Gotrade News - Spot gold tumbled 1.3% to USD 4,447.71 per ounce, marking its lowest level since March 27, 2026. June gold futures slid 1.2% to USD 4,448.40 per ounce as inflation and Middle East risks weighed on sentiment.
The drop reflects shifting expectations that the Federal Reserve could raise rates by 25 basis points before year-end. Mining stocks and gold-linked ETFs face renewed pressure as the safe-haven trade loses momentum.
Key Takeaways
- Spot gold fell to USD 4,447.71/oz, the lowest since late March, while June futures slipped 1.2%.
- Iran conflict overhang and rising US rate-hike bets are reshaping flows out of safe-haven metals.
- Silver dropped 3.2%, platinum lost 2.1%, while palladium edged 0.1% higher in mixed precious metals action.
Inflation Bets Reshape the Gold Trade
According to Kumparan, markets now price a possible 25-basis-point Fed hike by year-end. Minneapolis Fed President Neel Kashkari stressed policymakers must contain inflation risks aggressively.
Higher rate expectations typically reduce demand for non-yielding assets like bullion. That backdrop is pressuring SPDR Gold Shares (GLD), which tracks spot gold closely for global investors.
Peter Grant, VP and Senior Metals Strategist at Zaner Metals, said the Middle East still dominates positioning. He warned that a prolonged Iran conflict could erode optimism across commodity markets.
Investors are now weighing whether persistent geopolitical risk can offset tighter monetary policy expectations. The combination is creating sharper two-way moves across precious metals than seen earlier this year.

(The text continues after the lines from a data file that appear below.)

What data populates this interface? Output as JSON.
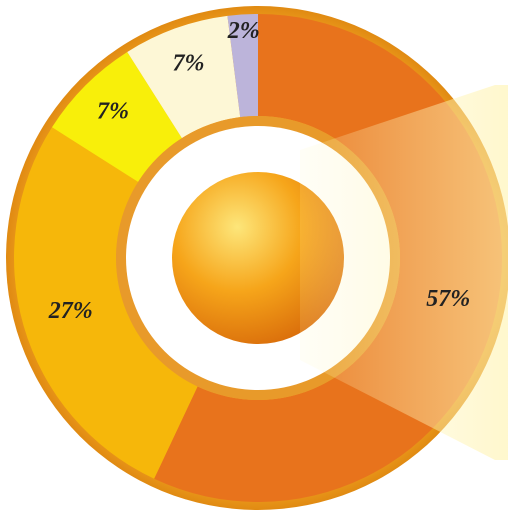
{
  "chart_data": {
    "type": "pie",
    "values": [
      57,
      27,
      7,
      7,
      2
    ],
    "value_labels": [
      "57%",
      "27%",
      "7%",
      "7%",
      "2%"
    ],
    "colors": [
      "#e8731c",
      "#f6b70a",
      "#f8ef0a",
      "#fdf7d6",
      "#bcb4da"
    ]
  }
}
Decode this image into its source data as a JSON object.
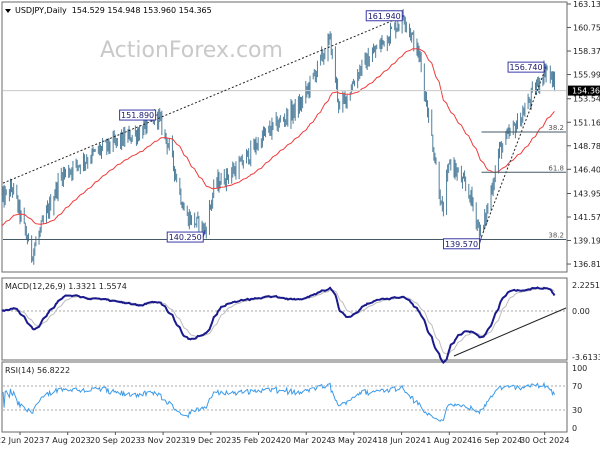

Iran Conflict and Miner Exposure
As reported by IDX Channel, the Strait of Hormuz closure has lifted Brent crude and reinforced rate-hike expectations. Iran plans to restore Hormuz shipping within one month, easing some supply concerns.
Energy-driven inflation risk has historically supported gold, but rate expectations are dominating this cycle. Producers like Newmont (NEM) remain sensitive to spot price swings around the USD 4,400 zone.
Diversified miner exposure through VanEck Gold Miners ETF (GDX) typically amplifies bullion moves. A sustained break below the March low could trigger broader miner repricing across the sector.
Per Kumparan, silver dropped 3.2% to USD 74.46, while platinum fell 2.1% to USD 1,916.90 per ounce. Palladium bucked the trend with a 0.1% gain to USD 1,386.47.
The divergence highlights how industrial demand and monetary policy are pulling precious metals in different directions. Traders are watching whether silver and platinum stabilize alongside any gold rebound attempt.
In Asia, Indonesian Antam retail gold held at Rp 2,785,000 per gram on May 28, 2026. The day prior, Antam dropped Rp 13,000 from Rp 2,798,000, reflecting the global pullback with a short lag.
Retail gold buyers across Southeast Asia often track spot moves through ETFs rather than physical inventory. Global flows still anchor regional pricing despite local market quirks and import dynamics.